Yesterday afternoon I came in from doing a million errands to find my husband working on reconciling the checkbook after several months. As soon as I walked in, I could tell he was mad about something. He doesn't have to say a word, I can sense it. He had discovered that there were some withdrawals I made but never wrote down, as well as some checks from another checkbook that I keep in my purse that I never recorded. Understandably he was upset. It wasn't that we were overdrawn, but as he said, "This is no way to keep a checkbook."

Before entering a 12-step recovery program, which seems to be helping me immensely, I would have yelled back, made excuses, maybe even lied in some way to cover my ass.
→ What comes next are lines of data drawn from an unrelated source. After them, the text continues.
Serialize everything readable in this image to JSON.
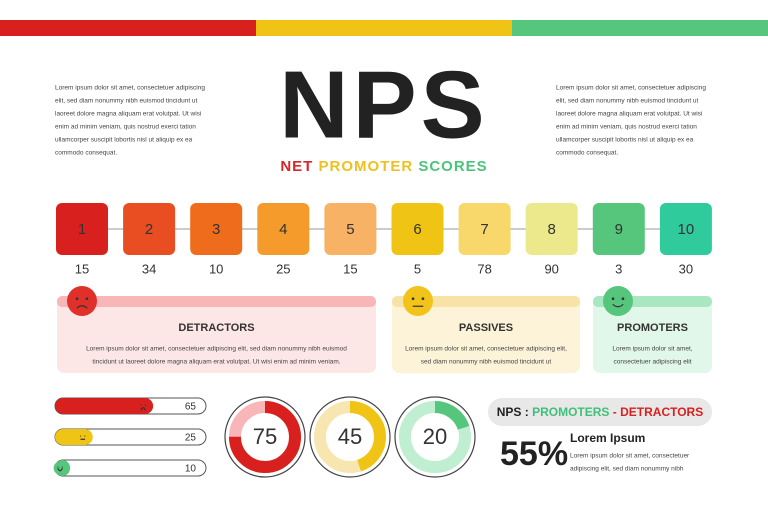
{
  "intro_left": [
    "Lorem ipsum dolor sit amet, consectetuer adipiscing",
    "elit, sed diam nonummy nibh euismod tincidunt ut",
    "laoreet dolore magna aliquam erat volutpat. Ut wisi",
    "enim ad minim veniam, quis nostrud exerci tation",
    "ullamcorper suscipit lobortis nisl ut aliquip ex ea",
    "commodo consequat."
  ],
  "intro_right": [
    "Lorem ipsum dolor sit amet, consectetuer adipiscing",
    "elit, sed diam nonummy nibh euismod tincidunt ut",
    "laoreet dolore magna aliquam erat volutpat. Ut wisi",
    "enim ad minim veniam, quis nostrud exerci tation",
    "ullamcorper suscipit lobortis nisl ut aliquip ex ea",
    "commodo consequat."
  ],
  "title": "NPS",
  "subtitle": [
    {
      "text": "NET",
      "color": "#d9262a"
    },
    {
      "text": "PROMOTER",
      "color": "#f0c020"
    },
    {
      "text": "SCORES",
      "color": "#4cc47c"
    }
  ],
  "scale": [
    {
      "score": 1,
      "count": 15,
      "color": "#d8201f"
    },
    {
      "score": 2,
      "count": 34,
      "color": "#e84e22"
    },
    {
      "score": 3,
      "count": 10,
      "color": "#ef6c1c"
    },
    {
      "score": 4,
      "count": 25,
      "color": "#f59b2b"
    },
    {
      "score": 5,
      "count": 15,
      "color": "#f8b266"
    },
    {
      "score": 6,
      "count": 5,
      "color": "#efc414"
    },
    {
      "score": 7,
      "count": 78,
      "color": "#f8d86a"
    },
    {
      "score": 8,
      "count": 90,
      "color": "#ebe98b"
    },
    {
      "score": 9,
      "count": 3,
      "color": "#55c67c"
    },
    {
      "score": 10,
      "count": 30,
      "color": "#2fcb9c"
    }
  ],
  "groups": [
    {
      "title": "DETRACTORS",
      "lines": [
        "Lorem ipsum dolor sit amet, consectetuer adipiscing elit, sed diam nonummy nibh euismod",
        "tincidunt ut laoreet dolore magna aliquam erat volutpat. Ut wisi enim ad minim veniam."
      ]
    },
    {
      "title": "PASSIVES",
      "lines": [
        "Lorem ipsum dolor sit amet, consectetuer adipiscing elit,",
        "sed diam nonummy nibh euismod tincidunt ut"
      ]
    },
    {
      "title": "PROMOTERS",
      "lines": [
        "Lorem ipsum dolor sit amet,",
        "consectetuer adipiscing elit"
      ]
    }
  ],
  "bars": [
    {
      "value": 65,
      "color": "#d8201f"
    },
    {
      "value": 25,
      "color": "#efc414"
    },
    {
      "value": 10,
      "color": "#55c67c"
    }
  ],
  "donuts": [
    {
      "value": 75,
      "color": "#d8201f",
      "track": "#f9b6b8"
    },
    {
      "value": 45,
      "color": "#efc414",
      "track": "#f8e6b0"
    },
    {
      "value": 20,
      "color": "#55c67c",
      "track": "#bfeed0"
    }
  ],
  "formula": [
    {
      "text": "NPS : ",
      "color": "#222222"
    },
    {
      "text": "PROMOTERS",
      "color": "#3fc07a"
    },
    {
      "text": " - ",
      "color": "#d8201f"
    },
    {
      "text": "DETRACTORS",
      "color": "#d8201f"
    }
  ],
  "result": {
    "value": "55%",
    "heading": "Lorem Ipsum",
    "lines": [
      "Lorem ipsum dolor sit amet, consectetuer",
      "adipiscing elit, sed diam nonummy nibh"
    ]
  }
}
Instead I admitted -- yeah, I really suck at this and ask him if we could come up with a more stable plan for oversight of the checkbook. I admitted that I have never been very responsible when it comes to money and keeping track of it. He wanted to continue to yell about it, but I simply said what can we do to make it better in the future, let's come up with a plan. I felt better admitting my weakness rather than telling a big fat lie. I've lied about this weakness for years and it resulted in a horrible credit history and more check overdrafts than I care to recall. I don't want to live irresponsibly in any way any more.

And even though I think I handled this confrontation very well -- much better than I've ever handled something like that before, in the end I began to cry and it seemed I could not stop crying. I have been so irresponsible with my life, made so many poor choices, just because I was always running, always somewhere else other than the present, scared of fear and almost anything negative, scared even of myself. I have just not shown up in my own life. I didn't want to be there. I always wanted to be in someone else's life. All this came rushing at me yesterday as I faced this one area of my life where the consequences and truth stared at me directly. Did it hurt to look at this? Hell f'ing yeah it did. All I could think was, "How could I have made so many bad choices in my life?" That sentence just kept going over and over and over in my concious mind, but underneath years of the truth was flashing through -- spending, eating, sex, lies, ... on and on. But it was like it brought me right in front of myself and said, "Now stand there. Look at this. Is this what you CHOOSE to be for the rest of your life? OK then, you don't have to be. Get your ass in gear."